Outside of global international agreements, we should all be doing our part to limit the global average temperature rise to 1.5°C. Warren Campbell, General Manager, 15Hatfields, said: “It’s more important than ever that organisations are proactive in the fight against fossil fuels. Gas is out of the question at 15Hatfields. As the official venue of the Chartered Institute of Environmental Health (CIEH), we’re committed to leading by example when it comes to energy efficiency and investment in renewable energy. Venues will need to demonstrate greater accountability for their emissions, as event planners increasingly call for evidence in the form of data, benchmarks and accreditation.”
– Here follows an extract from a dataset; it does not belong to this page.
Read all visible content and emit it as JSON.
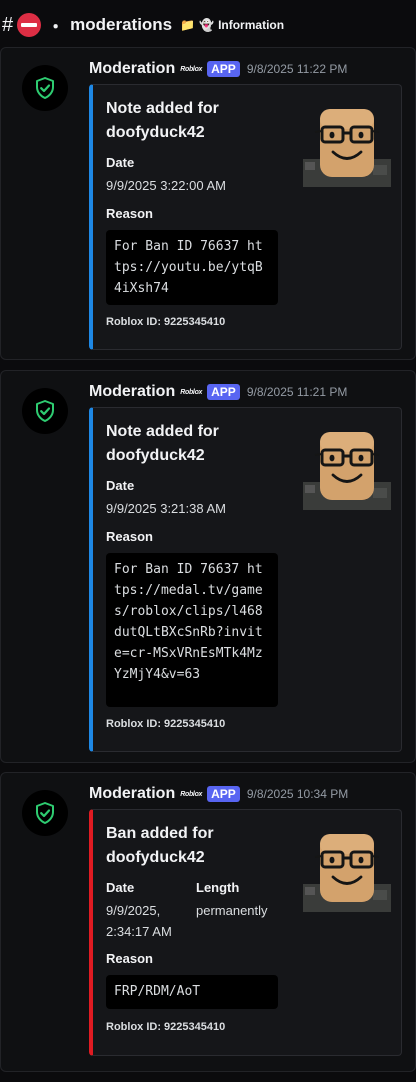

As the professional body for environmental health, CIEH has long been campaigning around the UK Government’s Environment Act and drawing attention to the impacts of the climate crisis on food security, air pollution and water quality. CIEH has been urging for greater government funding in energy efficiency and recently joined Warm This Winter. This campaign is backed by over 60 anti-poverty and environmental charities who are calling for a national programme of insulation and investment in renewable sources of energy.

Continue reading to learn about the energy efficiency and waste reduction measures at our venue. For conferences, networking and fine dining events hosted in our Elements Suite, we can work with event planners to track water usage, food waste, recyclables and electrical consumption.
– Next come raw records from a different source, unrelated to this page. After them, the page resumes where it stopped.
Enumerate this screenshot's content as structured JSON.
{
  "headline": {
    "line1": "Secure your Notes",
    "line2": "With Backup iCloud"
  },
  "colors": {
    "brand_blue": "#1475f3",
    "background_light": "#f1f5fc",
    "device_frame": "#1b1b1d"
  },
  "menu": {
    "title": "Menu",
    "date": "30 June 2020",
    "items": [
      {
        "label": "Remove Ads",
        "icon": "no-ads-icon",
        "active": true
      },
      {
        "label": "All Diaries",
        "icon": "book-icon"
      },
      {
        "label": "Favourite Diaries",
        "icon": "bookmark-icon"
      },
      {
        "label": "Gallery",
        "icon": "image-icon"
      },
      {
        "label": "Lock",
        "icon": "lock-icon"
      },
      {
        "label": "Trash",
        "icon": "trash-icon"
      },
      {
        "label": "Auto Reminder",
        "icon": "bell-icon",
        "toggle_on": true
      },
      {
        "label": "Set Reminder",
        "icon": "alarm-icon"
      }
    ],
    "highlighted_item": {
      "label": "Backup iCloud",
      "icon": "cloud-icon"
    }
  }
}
Electrical consumption and renewable energy

We have installed new electrical digital meters to improve our ability to establish energy-saving benchmarks across larger events. For events taking over our ground floor, lower ground floor or entire venue, we can accurately track and report on electrical consumption. And don’t forget – electricity at 15Hatfields is certified to come from 100% renewable sources!

Transport emissions and food miles

When calculating the carbon footprint of an event, delegate travel often comes to mind, but what about the journey that the food has taken to get to the plate? Seasonal menus help to minimise food miles by taking advantage of ingredients while they’re in abundance and available to purchase locally. Finding a dynamic catering company is key – food lovers who are driven not only by a commitment to cut carbon emissions but also delight in the creative opportunities that arise from seasonal menu planning.
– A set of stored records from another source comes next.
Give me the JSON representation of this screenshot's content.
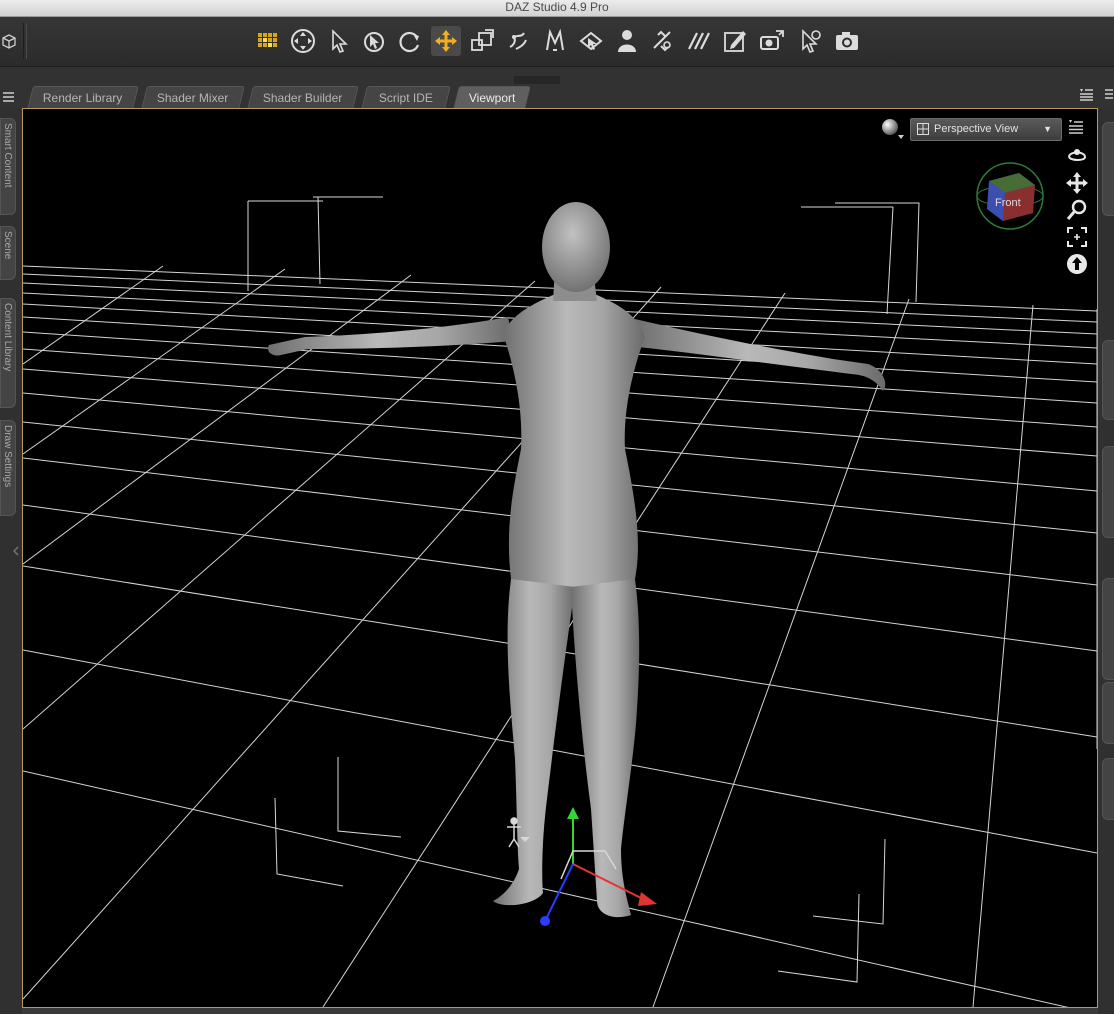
{
  "window": {
    "title": "DAZ Studio 4.9 Pro"
  },
  "toolbar": {
    "tools": [
      {
        "icon": "pixel-grid-icon",
        "active": false
      },
      {
        "icon": "universal-transform-icon",
        "active": false
      },
      {
        "icon": "node-selection-icon",
        "active": false
      },
      {
        "icon": "rotate-selection-icon",
        "active": false
      },
      {
        "icon": "rotate-icon",
        "active": false
      },
      {
        "icon": "translate-icon",
        "active": true
      },
      {
        "icon": "scale-icon",
        "active": false
      },
      {
        "icon": "joint-editor-icon",
        "active": false
      },
      {
        "icon": "morph-icon",
        "active": false
      },
      {
        "icon": "surface-selection-icon",
        "active": false
      },
      {
        "icon": "figure-tool-icon",
        "active": false
      },
      {
        "icon": "geometry-editor-icon",
        "active": false
      },
      {
        "icon": "node-weight-icon",
        "active": false
      },
      {
        "icon": "edit-icon",
        "active": false
      },
      {
        "icon": "render-camera-icon",
        "active": false
      },
      {
        "icon": "spot-render-icon",
        "active": false
      },
      {
        "icon": "render-icon",
        "active": false
      }
    ]
  },
  "tabs": [
    {
      "label": "Render Library"
    },
    {
      "label": "Shader Mixer"
    },
    {
      "label": "Shader Builder"
    },
    {
      "label": "Script IDE"
    },
    {
      "label": "Viewport",
      "active": true
    }
  ],
  "left_panels": [
    "Smart Content",
    "Scene",
    "Content Library",
    "Draw Settings"
  ],
  "viewport": {
    "view_select": {
      "value": "Perspective View"
    },
    "view_cube": {
      "face_label": "Front"
    },
    "nav_icons": [
      "orbit-icon",
      "pan-icon",
      "zoom-icon",
      "frame-icon",
      "reset-view-icon"
    ]
  },
  "colors": {
    "viewport_border": "#b89a55",
    "active_tool": "#f0b020",
    "axis_x": "#e33434",
    "axis_y": "#2fd92f",
    "axis_z": "#2a3cff"
  }
}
For 15Hatfields, being a central London event venue is ideal. Our delegates benefit from the range of public transport links and hotels on our doorstep. Meanwhile, we’re able to draw on South Bank’s thriving businesses and local champions of sustainable practices, including event catering specialists Eden Caterers. If you’re curious about where our food comes from, contact us to discuss the food miles for your next event.

Food waste and ‘over catering’

Prioritising local produce can also contribute to a wider waste reduction strategy. One approach for tackling food waste is to reduce the chances of food spoilage, by choosing ingredients that will spend less time in transit and storage.

Perhaps the most notorious cause of food waste in the hospitality industry is ‘over catering’. Venues and caterers that are serious about sustainability will have a food waste reduction strategy in place which ensures delegates are well-nourished provides while avoiding unnecessary wastage. We know that circumstances can change at the last minute, so we allow event planners until 4pm the day before their event to finalise catering quantities.

Plastic pollution and recycling

When it comes to tracking and eradicating plastic waste, as a venue the process is twofold. Firstly, thorough auditing is necessary to identify where plastic appears in the supply chain. We collaborate with all our suppliers to ensure that if a plastic-free substitute exists (and there are many!) we’re using it.

Secondly, the importance of getting to grips with waste management cannot be overstated, especially in cases where plastic-free alternatives do not yet exist. Many recycling outlets do not recycle certain plastics found in confectionary packaging and cleaning products. If in doubt, TerraCycle has guidance for 'hard-to-recycle' items and a number of free recycling programmes which you can sign up to. We’ve been working with TerraCycle since 2019 to recycle plastic bottle tops and vinyl gloves.

Selecting a waste management system with a zero to landfill policy is also crucial to guarantee recycling is handled appropriately once it leaves the recycling bin. Pulse Environmental arranges for any non-recyclable waste to be sent to a local carbon capture energy recovery plant rather than landfill. In monthly reports, Pulse Environmental provides us with a full breakdown of our recycling activity as well as energy recovered from non-recyclables.